Documentary claims UN secretary general was assassinated in 1961 plane crash

Scandinavian ‘Cold Case Hammarskjöld’ film says Belgian mercenary who was a former Royal Air Force pilot shot plane down

UN Secretary-General Dag Hammarskjöld (left) at a meeting with Israel's foreign minister Golda Meir, December 31, 1958. (UN Photo)
UN Secretary-General Dag Hammarskjöld (left) at a meeting with Israel's foreign minister Golda Meir, December 31, 1958. (UN Photo)

Scandinavian investigators are claiming they have solved the mystery surrounding the 1961 plane crash in Africa that killed United Nations secretary-general Dag Hammarskjöld, a published report over the weekend said.

According to Danish director Mads Brügger and Swedish private investigator Göran Björkdahl, Hammarskjöld’s plane was shot down by Belgian pilot Jan van Risseghem, who had flown Royal Air Force fighters during World War II and at the time was a mercenary pilot on behalf of Congolese rebels, the Danish film magazine Ekko reported.

The September 1961 crash, which took place while Hammarskjöld was on a mission to negotiate a peace deal during the Congo Crisis, killed all 16 people on board the DC-6 airliner.

At the time, van Risseghem was questioned and denied involvement, saying he was elsewhere. Investigators could not reach a definitive conclusion as to what caused the plane to crash.

The incident took place during the Cold War, in a local crisis that pitted American and Western interests against Soviet intervention in Africa. That backdrop led to intrigue and conspiracy theories as to how the accomplished Swedish diplomat had died.

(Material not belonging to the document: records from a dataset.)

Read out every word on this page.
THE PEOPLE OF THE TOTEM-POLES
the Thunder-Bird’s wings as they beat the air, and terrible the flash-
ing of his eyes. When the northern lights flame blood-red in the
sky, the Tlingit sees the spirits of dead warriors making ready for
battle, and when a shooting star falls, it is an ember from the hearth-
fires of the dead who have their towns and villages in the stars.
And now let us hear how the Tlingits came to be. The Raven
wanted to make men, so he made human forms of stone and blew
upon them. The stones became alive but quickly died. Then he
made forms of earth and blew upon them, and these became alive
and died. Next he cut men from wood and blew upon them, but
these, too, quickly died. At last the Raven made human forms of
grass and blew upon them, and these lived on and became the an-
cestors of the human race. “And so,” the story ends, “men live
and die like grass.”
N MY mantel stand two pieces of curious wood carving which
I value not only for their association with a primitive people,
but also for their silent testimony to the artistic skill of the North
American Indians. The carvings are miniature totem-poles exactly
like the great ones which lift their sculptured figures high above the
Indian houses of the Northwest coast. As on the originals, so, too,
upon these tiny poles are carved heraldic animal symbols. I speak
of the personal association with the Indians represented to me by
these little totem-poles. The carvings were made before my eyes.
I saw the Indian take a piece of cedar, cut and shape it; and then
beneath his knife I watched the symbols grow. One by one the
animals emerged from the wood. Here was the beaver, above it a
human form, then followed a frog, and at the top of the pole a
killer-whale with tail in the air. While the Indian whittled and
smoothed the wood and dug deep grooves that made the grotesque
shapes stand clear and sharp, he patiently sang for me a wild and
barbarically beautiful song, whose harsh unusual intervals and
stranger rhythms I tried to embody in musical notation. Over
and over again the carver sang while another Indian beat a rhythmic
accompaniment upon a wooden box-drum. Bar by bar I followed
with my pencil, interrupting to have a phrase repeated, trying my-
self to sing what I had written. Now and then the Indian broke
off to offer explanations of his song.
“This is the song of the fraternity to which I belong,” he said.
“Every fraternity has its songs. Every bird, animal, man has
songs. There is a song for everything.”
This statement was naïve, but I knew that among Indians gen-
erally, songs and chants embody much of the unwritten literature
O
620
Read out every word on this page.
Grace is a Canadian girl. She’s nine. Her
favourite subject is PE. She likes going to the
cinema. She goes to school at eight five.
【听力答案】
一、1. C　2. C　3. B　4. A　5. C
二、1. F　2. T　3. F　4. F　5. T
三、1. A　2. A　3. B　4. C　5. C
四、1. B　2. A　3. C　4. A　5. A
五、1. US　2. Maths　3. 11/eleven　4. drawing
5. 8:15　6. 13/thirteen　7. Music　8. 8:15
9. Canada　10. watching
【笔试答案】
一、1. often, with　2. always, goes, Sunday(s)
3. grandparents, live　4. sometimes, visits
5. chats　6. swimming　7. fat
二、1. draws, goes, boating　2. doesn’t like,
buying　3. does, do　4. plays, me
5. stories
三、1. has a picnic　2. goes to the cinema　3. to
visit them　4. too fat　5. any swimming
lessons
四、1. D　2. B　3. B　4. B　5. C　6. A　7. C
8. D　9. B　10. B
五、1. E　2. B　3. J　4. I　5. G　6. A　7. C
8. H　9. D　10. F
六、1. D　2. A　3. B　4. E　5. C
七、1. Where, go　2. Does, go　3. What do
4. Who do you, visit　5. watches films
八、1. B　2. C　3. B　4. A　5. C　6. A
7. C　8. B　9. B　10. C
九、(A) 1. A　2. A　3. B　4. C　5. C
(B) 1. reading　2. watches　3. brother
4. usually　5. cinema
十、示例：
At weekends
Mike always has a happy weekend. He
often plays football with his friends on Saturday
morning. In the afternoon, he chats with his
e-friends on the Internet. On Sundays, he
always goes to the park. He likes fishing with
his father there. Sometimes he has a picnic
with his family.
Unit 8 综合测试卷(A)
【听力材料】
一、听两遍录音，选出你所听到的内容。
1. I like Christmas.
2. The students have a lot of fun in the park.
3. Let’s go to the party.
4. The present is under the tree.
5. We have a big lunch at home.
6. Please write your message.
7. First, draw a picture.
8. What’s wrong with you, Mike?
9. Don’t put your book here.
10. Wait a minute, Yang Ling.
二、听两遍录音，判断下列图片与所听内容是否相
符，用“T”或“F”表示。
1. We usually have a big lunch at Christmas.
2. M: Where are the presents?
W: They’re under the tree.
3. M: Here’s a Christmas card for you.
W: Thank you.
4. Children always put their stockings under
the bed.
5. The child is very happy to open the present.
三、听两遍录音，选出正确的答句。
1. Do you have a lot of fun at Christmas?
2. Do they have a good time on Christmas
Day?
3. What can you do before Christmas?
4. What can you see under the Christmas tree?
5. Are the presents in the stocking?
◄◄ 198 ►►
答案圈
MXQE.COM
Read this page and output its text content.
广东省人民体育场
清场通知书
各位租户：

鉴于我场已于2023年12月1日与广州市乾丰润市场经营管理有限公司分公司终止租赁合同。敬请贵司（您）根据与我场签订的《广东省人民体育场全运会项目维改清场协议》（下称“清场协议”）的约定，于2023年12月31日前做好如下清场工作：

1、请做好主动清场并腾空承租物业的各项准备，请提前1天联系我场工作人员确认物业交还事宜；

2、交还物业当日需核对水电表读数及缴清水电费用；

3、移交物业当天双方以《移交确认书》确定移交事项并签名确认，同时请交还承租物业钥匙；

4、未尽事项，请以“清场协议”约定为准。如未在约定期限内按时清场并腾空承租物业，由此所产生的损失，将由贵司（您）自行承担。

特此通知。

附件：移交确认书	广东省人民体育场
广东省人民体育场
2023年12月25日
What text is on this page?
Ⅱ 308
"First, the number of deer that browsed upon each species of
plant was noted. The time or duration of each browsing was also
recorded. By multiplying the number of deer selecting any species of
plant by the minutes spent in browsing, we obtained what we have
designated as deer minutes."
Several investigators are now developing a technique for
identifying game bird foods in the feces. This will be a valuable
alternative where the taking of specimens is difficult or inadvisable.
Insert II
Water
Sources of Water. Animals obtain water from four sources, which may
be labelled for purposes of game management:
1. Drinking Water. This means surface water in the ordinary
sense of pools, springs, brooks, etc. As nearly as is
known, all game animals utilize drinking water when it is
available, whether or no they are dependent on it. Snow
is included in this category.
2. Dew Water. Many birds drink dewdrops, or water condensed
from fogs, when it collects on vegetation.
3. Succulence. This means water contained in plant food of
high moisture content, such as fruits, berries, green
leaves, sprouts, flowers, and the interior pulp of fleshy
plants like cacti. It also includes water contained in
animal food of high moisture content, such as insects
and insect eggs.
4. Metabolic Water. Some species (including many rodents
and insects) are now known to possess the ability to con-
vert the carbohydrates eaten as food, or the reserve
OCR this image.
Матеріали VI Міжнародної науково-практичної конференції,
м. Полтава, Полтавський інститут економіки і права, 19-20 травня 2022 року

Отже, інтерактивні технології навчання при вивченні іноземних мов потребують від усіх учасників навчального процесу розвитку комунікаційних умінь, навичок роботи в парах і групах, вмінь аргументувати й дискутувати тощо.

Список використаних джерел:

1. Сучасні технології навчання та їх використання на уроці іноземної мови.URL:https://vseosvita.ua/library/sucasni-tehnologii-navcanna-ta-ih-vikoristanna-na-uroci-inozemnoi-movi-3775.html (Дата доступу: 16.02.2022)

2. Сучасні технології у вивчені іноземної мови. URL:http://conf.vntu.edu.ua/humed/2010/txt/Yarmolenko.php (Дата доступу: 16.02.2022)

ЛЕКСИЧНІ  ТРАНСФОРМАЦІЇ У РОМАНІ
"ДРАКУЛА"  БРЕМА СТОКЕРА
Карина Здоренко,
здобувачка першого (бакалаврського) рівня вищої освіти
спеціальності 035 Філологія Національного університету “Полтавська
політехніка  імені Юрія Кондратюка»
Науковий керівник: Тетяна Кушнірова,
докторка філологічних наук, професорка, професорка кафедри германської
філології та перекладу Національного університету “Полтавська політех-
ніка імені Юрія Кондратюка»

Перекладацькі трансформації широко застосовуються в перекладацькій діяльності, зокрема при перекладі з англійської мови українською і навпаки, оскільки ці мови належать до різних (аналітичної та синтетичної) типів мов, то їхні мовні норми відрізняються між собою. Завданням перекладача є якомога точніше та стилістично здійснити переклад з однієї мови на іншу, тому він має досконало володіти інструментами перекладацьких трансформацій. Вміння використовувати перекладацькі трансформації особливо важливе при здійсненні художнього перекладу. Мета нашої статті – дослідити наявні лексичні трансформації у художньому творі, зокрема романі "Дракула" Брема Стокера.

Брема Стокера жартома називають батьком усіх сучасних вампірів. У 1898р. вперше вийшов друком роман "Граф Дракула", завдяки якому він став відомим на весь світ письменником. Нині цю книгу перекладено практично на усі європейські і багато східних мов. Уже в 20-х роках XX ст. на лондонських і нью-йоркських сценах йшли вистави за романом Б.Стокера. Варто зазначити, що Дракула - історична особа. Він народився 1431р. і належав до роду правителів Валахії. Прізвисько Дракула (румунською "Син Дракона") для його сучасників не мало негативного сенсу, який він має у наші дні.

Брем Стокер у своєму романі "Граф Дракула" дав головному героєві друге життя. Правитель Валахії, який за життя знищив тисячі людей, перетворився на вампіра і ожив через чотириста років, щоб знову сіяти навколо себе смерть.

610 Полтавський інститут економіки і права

After the crash, former US president Harry Truman was reported to have told reporters that Hammarskjöld “was on the point of getting something done when they killed him. Notice that I said ‘when they killed him.'”

UN Secretary-General Antonio Guterres lays a wreath in commemoration of the 57th anniversary of Dag Hammarskjold death. (UN photo)

“We really stumble into the contours of a crime of almost incomprehensible dimensions,” Brügger said of his new documentary, “Cold Case Hammarskjöld,” which will be screened this month at the Sundance Film Festival.

The documentary makers found a witness who claimed van Risseghem, who died in 2007, confessed to having shot down Hammarskjöld’s plane and evidence that contradicted one of the pilot’s alibis as to his whereabouts that night.

The crash has spawned many conspiracy theories. In 2016 the UN sought to reopen its inquiry when documents emerged that revived a claim that Hammarskjöld may have been killed by apartheid-era South African agents backed by the CIA, Foreign Policy reported at the time. The documentary will apparently resolve the issue.

Hammarskjöld was the UN’s second secretary-general and is considered one of its most effective ever. Among his accomplishments was helping broker a ceasefire between Israel and Egypt in the 1956 Suez Crisis and the establishment of the UN’s first ever peacekeeping force in the Sinai desert to help police that deal.

Hammarskjöld met and negotiated with the giants of Israeli diplomacy at the time: prime minister David Ben-Gurion, foreign minister Golda Meir and ambassador to the UN Abba Eban.

A few months before his death, the secretary-general protested the Egyptian seizure of ships carrying Israeli goods through the Suez Canal.

Speaking at the UN a few months after the tragedy, Meir told the General Assembly that in 1959 Hammarskjöld had recommended a large-scale development plan for the Middle East, within which Palestinian refugees would find a constructive future.

“Can anyone doubt the need for such a project?” Meir asked. “His plan, if executed, would have brought about a far-reaching transformation of this underdeveloped area and would have resulted in the absorption of large numbers of refugees.”